Die zwischen BDZV, Verband Deutscher Zeitschriftenverleger und Bundesverband Presse-Grosso im Jahr 2004 vereinbarte „Gemeinsame Erklärung“ mit dem Bekenntnis zu Grundsätzen des Presse-Grosso-Systems bleibt uneingeschränkt Grundlage der Zusammenarbeit zwischen den Zeitungs- und Zeitschriftenverlagen und den Presse-Grossisten. Das bestätigten die Unterzeichner der Gemeinsamen Erklärung am 23. März 2009 in Berlin anlässlich eines Gesprächs, zu dem der Beauftragte der Bundesregierung für Kultur und Medien, Staatsminister Bernd Neumann, eingeladen hatte und das „der Evaluation und Aussprache über aktuelle Herausforderungen des Grosso-Vertriebssystems“ dienen sollte.

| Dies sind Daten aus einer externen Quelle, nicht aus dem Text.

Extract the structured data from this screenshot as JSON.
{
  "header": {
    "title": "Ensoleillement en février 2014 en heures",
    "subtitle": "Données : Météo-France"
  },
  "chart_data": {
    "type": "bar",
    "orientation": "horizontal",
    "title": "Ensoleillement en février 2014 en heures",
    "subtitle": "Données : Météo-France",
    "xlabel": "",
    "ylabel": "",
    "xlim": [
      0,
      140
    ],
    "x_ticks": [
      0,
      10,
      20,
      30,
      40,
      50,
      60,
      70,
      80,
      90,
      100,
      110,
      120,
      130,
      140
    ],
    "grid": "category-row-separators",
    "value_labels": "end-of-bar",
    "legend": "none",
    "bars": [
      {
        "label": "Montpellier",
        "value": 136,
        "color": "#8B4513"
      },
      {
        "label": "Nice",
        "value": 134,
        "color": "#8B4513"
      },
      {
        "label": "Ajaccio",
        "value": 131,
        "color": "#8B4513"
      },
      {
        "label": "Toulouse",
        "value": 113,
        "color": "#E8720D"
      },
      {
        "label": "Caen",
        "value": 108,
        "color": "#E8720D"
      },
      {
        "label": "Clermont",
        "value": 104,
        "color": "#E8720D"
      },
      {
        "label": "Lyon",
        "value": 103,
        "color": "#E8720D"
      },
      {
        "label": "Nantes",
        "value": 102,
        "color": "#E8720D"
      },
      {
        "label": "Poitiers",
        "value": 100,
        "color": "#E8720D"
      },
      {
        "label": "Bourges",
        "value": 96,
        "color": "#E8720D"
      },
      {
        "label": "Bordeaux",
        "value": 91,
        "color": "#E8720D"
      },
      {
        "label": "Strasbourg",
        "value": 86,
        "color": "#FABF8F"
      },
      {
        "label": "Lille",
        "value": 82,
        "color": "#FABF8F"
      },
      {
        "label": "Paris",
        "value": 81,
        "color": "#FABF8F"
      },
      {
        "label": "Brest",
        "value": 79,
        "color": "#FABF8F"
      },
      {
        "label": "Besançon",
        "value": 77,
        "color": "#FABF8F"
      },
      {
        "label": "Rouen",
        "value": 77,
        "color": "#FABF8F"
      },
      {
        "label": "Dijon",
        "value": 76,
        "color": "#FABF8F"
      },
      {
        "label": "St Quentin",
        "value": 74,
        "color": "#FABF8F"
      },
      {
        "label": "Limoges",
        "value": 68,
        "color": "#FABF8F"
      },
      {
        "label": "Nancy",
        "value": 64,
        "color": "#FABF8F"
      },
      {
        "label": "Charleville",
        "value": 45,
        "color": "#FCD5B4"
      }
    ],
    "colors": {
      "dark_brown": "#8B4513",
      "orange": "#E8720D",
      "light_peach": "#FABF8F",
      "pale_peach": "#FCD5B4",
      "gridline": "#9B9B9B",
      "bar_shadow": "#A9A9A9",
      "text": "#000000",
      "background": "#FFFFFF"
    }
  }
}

Seitens des Ministeriums wurde die Zusam­menkunft mit der Absicht des Gesetzgebers und der Bundesregierung begründet, die Vorausset­zungen für Pressefreiheit und Pressevielfalt zu erhalten. Anlass des Gesprächs waren Irritatio­nen zwischen der Verlagsseite und dem Presse-Grosso im Umfeld der Verhandlungen über neue Grosso-Handelsspannen. Dem Beauftragten der Bundesregierung für Kultur und Medien gehe es um eine vermittelnde Rolle, heißt es in einer ge­meinsamen Presseerklärung von BDZV, Presse-Grosso und VDZ. „Die Bundesregierung sieht sich demnach als Moderator und präferiert den konsensualen Ausgleich zwischen den handeln­den Parteien an Stelle von regulativen Maßnah­men.“

Die „Gemeinsame Erklärung“ aus dem Jahr 2004 wurde von Seiten des Beauftragten für Kul­tur und Medien als „eine gute Grundlage für den Konsens zwischen Verlagen und Presse-Gros­sisten“ bezeichnet, um das Pressevertriebssys­tem mit seinen spezifischen Grundsätzen zu er­halten. Die Bundesregierung werde auch weiter­hin auf eine Einhaltung dieser Erklärung achten.

Die Geschäftsführer von BDZV und VDZ, Jörg Laskoswski und Wolfgang Fürstner, erklärten, dass Zeitungs- und Zeitschriftenverlage „trotz Meinungsverschiedenheiten in Einzelfällen“ wei­terhin uneingeschränkt zur „Gemeinsamen Erklä­rung“ stünden. Mit Blick auf die Kündigung meh­rerer norddeutscher Grosso-Unternehmen durch ein Verlagshaus führte Wolfgang Fürstner aus, dass diese derzeit Gegenstand gerichtlicher Ver­fahren seien und deshalb nicht im Detail erörtert werden könnten. BDZV-Geschäftsführer Jörg Laskowski wies darauf hin, dass die Zeitungs­verleger derzeit viel größere Gefahren für das Verlagsgeschäft durch regulatorische Initiativen aus Brüssel und Berlin sähen, etwa die Novellie­rung des Bundesdatenschutzgesetzes oder weit­reichende Werbeverbote. Grosso-Präsident Wer­ner Schiessl bestätigte, dass das Presse-Grosso in der privatwirtschaftlichen Regelung auch künf­tig grundsätzlich die übergeordnete Grundlage der Zusammenarbeit zwischen Verlagen und Pressehandel zur Sicherung der Pressevielfalt und Überallerhältlichkeit sehe.